You are viewing a preview of this job. Log in or register to view more details about this job.

AI/LLM Engineer

AI/LLM Engineer: Sales Automation & RAG Development

Duration: 12 Weeks (3 Sprints)

Timeline: Second week of February – Mid-April

Commitment: Part-time (2–3 hours daily availability required)

Location: Remote

The Mission

We are building an intelligent sales enablement tool designed to revolutionize how our team prepares for pitches. The goal is to develop an Agentic AI Assistant that guides a salesperson through a discovery process, autonomously researches prospects (via web and internal data), and automatically populates high-fidelity PowerPoint decks.

The Scope of Work

You will be the primary engineer responsible for architecting and deploying the following:

Agentic Chatbot Interface: Build a conversational flow that proactively asks specific questions to extract necessary context from the salesperson.
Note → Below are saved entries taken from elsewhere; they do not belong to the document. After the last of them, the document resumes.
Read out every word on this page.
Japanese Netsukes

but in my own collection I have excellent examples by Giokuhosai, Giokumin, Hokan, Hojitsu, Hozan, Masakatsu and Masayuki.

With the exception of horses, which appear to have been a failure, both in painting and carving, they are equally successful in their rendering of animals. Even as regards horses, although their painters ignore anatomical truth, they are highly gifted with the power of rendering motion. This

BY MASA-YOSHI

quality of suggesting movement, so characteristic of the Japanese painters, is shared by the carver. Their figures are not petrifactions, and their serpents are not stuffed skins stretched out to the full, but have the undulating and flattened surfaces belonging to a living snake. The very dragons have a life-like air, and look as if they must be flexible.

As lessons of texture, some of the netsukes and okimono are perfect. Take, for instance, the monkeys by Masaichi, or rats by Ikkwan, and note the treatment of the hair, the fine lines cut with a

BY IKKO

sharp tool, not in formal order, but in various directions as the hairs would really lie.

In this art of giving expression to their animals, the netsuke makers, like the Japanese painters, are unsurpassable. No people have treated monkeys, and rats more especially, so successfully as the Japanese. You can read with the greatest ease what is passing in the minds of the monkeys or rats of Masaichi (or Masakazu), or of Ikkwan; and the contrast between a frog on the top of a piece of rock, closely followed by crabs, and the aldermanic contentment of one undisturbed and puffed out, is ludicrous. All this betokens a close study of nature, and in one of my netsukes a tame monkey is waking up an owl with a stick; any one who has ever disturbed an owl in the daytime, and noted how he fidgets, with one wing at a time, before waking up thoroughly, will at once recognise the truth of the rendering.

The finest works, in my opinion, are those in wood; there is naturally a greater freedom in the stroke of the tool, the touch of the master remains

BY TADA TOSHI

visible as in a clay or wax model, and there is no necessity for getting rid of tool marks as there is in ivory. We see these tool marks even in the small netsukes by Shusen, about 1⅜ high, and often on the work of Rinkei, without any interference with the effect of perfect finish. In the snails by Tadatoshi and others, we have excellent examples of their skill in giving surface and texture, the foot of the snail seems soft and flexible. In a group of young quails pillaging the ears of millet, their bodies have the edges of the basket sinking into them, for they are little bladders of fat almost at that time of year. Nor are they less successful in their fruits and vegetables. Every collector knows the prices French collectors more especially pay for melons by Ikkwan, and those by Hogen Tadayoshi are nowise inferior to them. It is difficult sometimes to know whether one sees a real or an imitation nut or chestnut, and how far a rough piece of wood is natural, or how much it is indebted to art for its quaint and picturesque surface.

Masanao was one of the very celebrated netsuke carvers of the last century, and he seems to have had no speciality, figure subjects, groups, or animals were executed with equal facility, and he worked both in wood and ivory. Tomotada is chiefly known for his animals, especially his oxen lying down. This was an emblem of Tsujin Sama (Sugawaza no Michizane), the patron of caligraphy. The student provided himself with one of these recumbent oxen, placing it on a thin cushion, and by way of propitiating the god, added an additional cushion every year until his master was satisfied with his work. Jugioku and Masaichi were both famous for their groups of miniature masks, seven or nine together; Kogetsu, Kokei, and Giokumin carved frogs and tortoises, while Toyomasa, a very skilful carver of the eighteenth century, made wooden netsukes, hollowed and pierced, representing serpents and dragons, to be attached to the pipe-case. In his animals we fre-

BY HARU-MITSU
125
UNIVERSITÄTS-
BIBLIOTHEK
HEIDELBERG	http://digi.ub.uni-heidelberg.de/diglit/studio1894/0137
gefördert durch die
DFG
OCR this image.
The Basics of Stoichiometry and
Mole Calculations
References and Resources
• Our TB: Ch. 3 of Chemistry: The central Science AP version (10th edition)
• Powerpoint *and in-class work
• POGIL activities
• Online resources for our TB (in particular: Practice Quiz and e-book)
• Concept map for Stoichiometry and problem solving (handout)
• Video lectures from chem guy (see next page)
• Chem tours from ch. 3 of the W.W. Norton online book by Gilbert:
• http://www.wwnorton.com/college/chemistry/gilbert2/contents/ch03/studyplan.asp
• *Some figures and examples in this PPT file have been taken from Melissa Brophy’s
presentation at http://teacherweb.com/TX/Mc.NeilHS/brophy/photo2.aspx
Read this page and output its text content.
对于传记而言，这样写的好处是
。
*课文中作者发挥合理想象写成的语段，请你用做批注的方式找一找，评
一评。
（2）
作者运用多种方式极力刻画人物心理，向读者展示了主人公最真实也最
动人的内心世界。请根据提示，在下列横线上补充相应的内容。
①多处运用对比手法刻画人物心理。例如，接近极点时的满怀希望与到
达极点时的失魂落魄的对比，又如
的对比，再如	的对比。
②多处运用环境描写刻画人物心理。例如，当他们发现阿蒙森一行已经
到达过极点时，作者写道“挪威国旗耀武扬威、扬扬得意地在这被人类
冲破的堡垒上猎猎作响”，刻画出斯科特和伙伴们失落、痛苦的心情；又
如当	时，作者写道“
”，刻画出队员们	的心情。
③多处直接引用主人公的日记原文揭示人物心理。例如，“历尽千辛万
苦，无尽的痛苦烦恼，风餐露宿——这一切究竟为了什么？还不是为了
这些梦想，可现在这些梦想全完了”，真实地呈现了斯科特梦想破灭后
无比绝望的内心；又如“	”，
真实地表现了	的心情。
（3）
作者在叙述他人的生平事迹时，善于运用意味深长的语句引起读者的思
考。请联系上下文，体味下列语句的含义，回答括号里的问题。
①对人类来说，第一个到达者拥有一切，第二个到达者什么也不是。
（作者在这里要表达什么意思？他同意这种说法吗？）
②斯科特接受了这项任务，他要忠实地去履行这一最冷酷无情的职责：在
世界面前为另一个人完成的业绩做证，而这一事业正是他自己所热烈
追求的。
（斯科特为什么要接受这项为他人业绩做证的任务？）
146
Hybrid RAG Pipeline: Develop a system that retrieves and synthesizes data from both the live web and internal sales repositories.

Automated Document Generation: Integrate the LLM output into a pre-defined PowerPoint template (PPTX) with high structural accuracy.

API & Deployment: Build the backend using FastAPI and ensure the system is production-ready.

Key Technical Requirements

To be successful in this role, you must have hands-on experience with:

Python Mastery: Expert-level Python for production-grade code.

Agent Frameworks: Proven experience with LangChain, LangGraph, or CrewAI (preference for LangGraph for complex state management).

RAG Architecture: Experience with vector databases, embedding models, and optimizing retrieval for accuracy.

Server Development: Building robust APIs using FastAPI.

PPTX Automation: Familiarity with libraries (like python-pptx) to programmatically manipulate slide templates.

DevOps: Experience taking an AI project from a local notebook to a production-deployed environment.

Project Timeline & Milestones

The project is structured into three distinct 4-week sprints:

Sprint 1 (February): Discovery logic, chatbot architecture, and initial internal data connection.

Sprint 2 (March): Web search integration and RAG pipeline optimization.

Sprint 3 (April): PowerPoint automation, testing, and production deployment.